Горе, чувство вины и стыд – все это часть микса. Многие солдаты страдают от того, что я называю «синдром раненых душ», вызванного тем, что действия, которые они принимали (или не принимали), нарушают моральный кодекс, с которым они были связаны. Существует огромная эмоциональная рана, вызванная убийством других людей, или неспособность предотвратить убийство приятеля.

Это справедливо и для журналистов. Помимо беспристрастных наблюдателей, мы тоже люди. И нелегко уйти от людей, которые страдают.
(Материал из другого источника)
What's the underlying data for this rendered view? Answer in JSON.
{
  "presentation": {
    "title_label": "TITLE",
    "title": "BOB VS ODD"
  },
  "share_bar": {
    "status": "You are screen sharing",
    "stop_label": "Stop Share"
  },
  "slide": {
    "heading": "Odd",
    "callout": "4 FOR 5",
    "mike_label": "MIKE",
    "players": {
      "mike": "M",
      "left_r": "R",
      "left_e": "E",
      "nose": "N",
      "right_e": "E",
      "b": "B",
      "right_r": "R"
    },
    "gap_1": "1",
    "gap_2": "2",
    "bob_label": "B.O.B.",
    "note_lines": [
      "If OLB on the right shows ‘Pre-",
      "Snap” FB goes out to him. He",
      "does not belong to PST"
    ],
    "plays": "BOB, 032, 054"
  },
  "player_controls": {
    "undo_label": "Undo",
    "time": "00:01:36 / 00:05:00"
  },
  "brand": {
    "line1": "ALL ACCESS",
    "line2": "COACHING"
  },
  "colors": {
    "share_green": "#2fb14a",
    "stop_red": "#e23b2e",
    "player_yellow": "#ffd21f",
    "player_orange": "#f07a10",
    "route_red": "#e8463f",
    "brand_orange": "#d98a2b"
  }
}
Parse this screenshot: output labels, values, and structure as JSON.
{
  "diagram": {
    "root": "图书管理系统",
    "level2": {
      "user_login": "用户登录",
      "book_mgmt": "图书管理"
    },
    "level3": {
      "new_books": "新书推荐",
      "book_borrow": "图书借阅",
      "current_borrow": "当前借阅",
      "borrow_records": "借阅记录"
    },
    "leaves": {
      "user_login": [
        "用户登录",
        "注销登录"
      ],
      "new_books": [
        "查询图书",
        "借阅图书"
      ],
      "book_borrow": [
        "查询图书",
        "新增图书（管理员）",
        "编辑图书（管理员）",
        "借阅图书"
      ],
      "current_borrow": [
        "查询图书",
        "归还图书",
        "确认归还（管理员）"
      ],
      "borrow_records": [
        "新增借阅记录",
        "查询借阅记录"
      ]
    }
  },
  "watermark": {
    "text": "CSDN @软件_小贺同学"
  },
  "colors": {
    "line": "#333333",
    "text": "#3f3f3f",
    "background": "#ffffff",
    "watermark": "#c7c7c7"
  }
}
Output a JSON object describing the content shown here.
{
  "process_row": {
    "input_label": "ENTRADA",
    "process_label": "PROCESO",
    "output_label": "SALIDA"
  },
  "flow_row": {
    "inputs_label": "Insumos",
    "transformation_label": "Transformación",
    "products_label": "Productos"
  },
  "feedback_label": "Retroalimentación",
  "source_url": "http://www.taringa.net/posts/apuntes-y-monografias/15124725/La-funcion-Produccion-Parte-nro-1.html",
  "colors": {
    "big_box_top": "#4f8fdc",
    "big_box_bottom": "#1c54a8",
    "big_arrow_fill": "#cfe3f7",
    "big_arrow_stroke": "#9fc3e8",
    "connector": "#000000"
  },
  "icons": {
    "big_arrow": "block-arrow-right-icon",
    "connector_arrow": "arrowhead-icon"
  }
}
Мы знаем, что катастрофа, подобная Катрине, может быть изменением жизни, но мы также знаем, что травма является кумулятивной – она ​​накапливается на протяжении многих лет.

Характерно, что рассказ Шарлотты о прогрессировании этого беспорядка довольно типичен. Горе, чувство вины и стыд создают депрессию. Депрессивные люди прячутся и лизают свои раны. Изоляция распространена, потому что вы не хотите, чтобы люди знали о вас, что вы знаете о себе.

Одна из вещей, которые я узнал от ветеринаров, заключается в том, что искупление является огромной частью исцеления. Многие ветеринары чувствуют себя лучше, когда они обращаются за помощью к другим.

Признание проблемы и борьба с ней имеют решающее значение, и я приветствую Шарлотту за то, что она обратилась к тем, с кем она пряталась. Я также аплодирую ей за ее честность и смелость в письменной форме об этом. Но тогда, как знают ее друзья, это именно она.